Malden made a pass through the air with the sword. “Well, that explains how we were able to beat them, eh? We had iron weapons. Clearly superior.”
“Bronze is as strong as iron, and carries just as sharp an edge,” Slag told him. “Also—it never rusts. It gets a nice patina, but it never corrodes. You come back here in a thousand years, these swords will be just as strong.”
“There has to be something wrong with bronze,” Malden pointed out, “since we won with our iron.”
“It’s more expensive, is your main downside.”
“Then we . . . we won because we were . . . our hearts were pure, or some such,” Malden said, trying to remember old stories he’d heard as a child. “Because our cause was just?”
“You beat them by outbreeding them,” Slag said. “An elf lived near on a century, and never had more than one child. You lot bred like rats when you came over here.”
Malden frowned. He wasn’t sure what that meant. “What do you mean, when we came over here? We’ve always lived on this land.”
Herward clucked his tongue.
“Wrong again,” Slag explained. “A thousand years ago this whole country was covered in a thick forest, right? All those fields of wheat were so many trees. Nobody ever cut them down, so they grew thick. My people, the dwarves, lived under the ground, and we had no use for that much wood. The elves lived in the forest, aboveground. Then the humans came, from the south. First they were just explorers. Looking for new lands to name after themselves. The elves laughed at the idea, but they didn’t drive you off, because they didn’t know what was coming. We barely even knew you were here, because you didn’t dig deep enough to disturb us. Should have paid more attention. It was missionaries, what came next. Then traders, and trappers, and then followed the f*cking settlers. They had families that had to be fed. Every generation of humans chopped down more trees, to make more room for their fields.
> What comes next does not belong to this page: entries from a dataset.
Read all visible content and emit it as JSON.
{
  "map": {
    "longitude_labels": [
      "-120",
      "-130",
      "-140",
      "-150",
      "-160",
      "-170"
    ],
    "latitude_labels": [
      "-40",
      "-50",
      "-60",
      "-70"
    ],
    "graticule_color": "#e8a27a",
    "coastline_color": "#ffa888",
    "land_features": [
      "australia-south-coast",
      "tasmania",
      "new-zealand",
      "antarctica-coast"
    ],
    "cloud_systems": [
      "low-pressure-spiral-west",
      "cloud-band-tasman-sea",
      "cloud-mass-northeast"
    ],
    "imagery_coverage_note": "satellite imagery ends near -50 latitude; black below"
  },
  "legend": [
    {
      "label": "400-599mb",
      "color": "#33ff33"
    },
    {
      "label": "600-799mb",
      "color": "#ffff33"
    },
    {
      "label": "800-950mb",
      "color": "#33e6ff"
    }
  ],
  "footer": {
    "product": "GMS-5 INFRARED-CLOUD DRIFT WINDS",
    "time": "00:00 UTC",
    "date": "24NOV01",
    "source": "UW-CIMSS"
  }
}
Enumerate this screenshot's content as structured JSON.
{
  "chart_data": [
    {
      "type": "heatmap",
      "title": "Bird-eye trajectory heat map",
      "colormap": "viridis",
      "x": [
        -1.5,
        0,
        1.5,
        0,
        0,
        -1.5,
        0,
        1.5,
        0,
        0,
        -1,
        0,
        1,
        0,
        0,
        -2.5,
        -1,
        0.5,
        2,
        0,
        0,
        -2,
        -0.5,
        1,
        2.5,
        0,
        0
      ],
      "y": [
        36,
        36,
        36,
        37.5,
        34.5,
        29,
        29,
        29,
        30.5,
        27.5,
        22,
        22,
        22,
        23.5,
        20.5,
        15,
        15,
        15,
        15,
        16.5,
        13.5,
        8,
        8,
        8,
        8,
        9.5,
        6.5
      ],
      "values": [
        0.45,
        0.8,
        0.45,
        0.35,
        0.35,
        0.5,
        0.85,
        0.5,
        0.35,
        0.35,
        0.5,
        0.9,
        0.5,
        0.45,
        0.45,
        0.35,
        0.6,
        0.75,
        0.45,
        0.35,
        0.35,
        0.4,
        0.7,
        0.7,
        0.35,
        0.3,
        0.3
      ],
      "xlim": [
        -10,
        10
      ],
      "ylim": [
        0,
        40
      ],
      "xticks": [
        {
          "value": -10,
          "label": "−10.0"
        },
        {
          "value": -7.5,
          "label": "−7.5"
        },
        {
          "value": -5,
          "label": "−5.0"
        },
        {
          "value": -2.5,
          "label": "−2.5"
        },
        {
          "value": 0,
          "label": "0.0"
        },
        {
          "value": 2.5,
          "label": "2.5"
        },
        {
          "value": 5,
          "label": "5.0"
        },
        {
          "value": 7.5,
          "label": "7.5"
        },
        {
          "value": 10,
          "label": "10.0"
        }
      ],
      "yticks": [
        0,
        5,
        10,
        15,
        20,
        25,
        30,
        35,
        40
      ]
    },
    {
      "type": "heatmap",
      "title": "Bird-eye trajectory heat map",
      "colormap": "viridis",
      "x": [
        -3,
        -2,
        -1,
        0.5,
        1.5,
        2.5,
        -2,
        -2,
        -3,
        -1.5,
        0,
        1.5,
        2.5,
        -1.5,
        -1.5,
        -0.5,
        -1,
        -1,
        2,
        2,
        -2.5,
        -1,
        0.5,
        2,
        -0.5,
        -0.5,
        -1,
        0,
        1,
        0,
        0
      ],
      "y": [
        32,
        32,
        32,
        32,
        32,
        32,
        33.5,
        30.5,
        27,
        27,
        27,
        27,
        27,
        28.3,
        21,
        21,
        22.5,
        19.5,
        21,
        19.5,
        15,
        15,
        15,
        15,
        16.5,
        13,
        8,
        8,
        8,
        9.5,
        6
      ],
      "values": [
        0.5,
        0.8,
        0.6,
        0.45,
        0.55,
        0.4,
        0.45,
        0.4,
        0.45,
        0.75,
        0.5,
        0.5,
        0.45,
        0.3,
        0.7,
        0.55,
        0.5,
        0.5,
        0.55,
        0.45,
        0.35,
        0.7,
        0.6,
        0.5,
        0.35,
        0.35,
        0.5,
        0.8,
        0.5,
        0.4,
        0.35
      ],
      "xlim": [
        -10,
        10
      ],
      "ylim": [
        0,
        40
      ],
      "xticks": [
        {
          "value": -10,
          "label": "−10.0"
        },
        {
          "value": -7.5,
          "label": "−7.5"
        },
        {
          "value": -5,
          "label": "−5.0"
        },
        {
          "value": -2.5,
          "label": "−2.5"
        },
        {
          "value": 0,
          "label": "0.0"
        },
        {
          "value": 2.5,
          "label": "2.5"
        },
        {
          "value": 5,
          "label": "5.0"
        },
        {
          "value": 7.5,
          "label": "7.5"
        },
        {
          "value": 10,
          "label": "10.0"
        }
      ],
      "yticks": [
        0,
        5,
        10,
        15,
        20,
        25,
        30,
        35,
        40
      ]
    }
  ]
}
Finally the elves started noticing what you were doing to their homeland.”
“What happened then?” Malden asked.
Slag flicked the sword with his fingers to make it ring, a high piercing note like two blades coming together. “You weren’t the kind to leave peaceful like, not once you had your sodding big paws on a piece of earth. So it came down to you or the elves. This is where you finally wiped them out.”
Malden looked out through the gates of the fort, at the entrance to the Vincularium on the opposite slope. Though he could read and write and do figures, he’d never had any formal education. Certainly no one had ever told him this dark secret of his own history.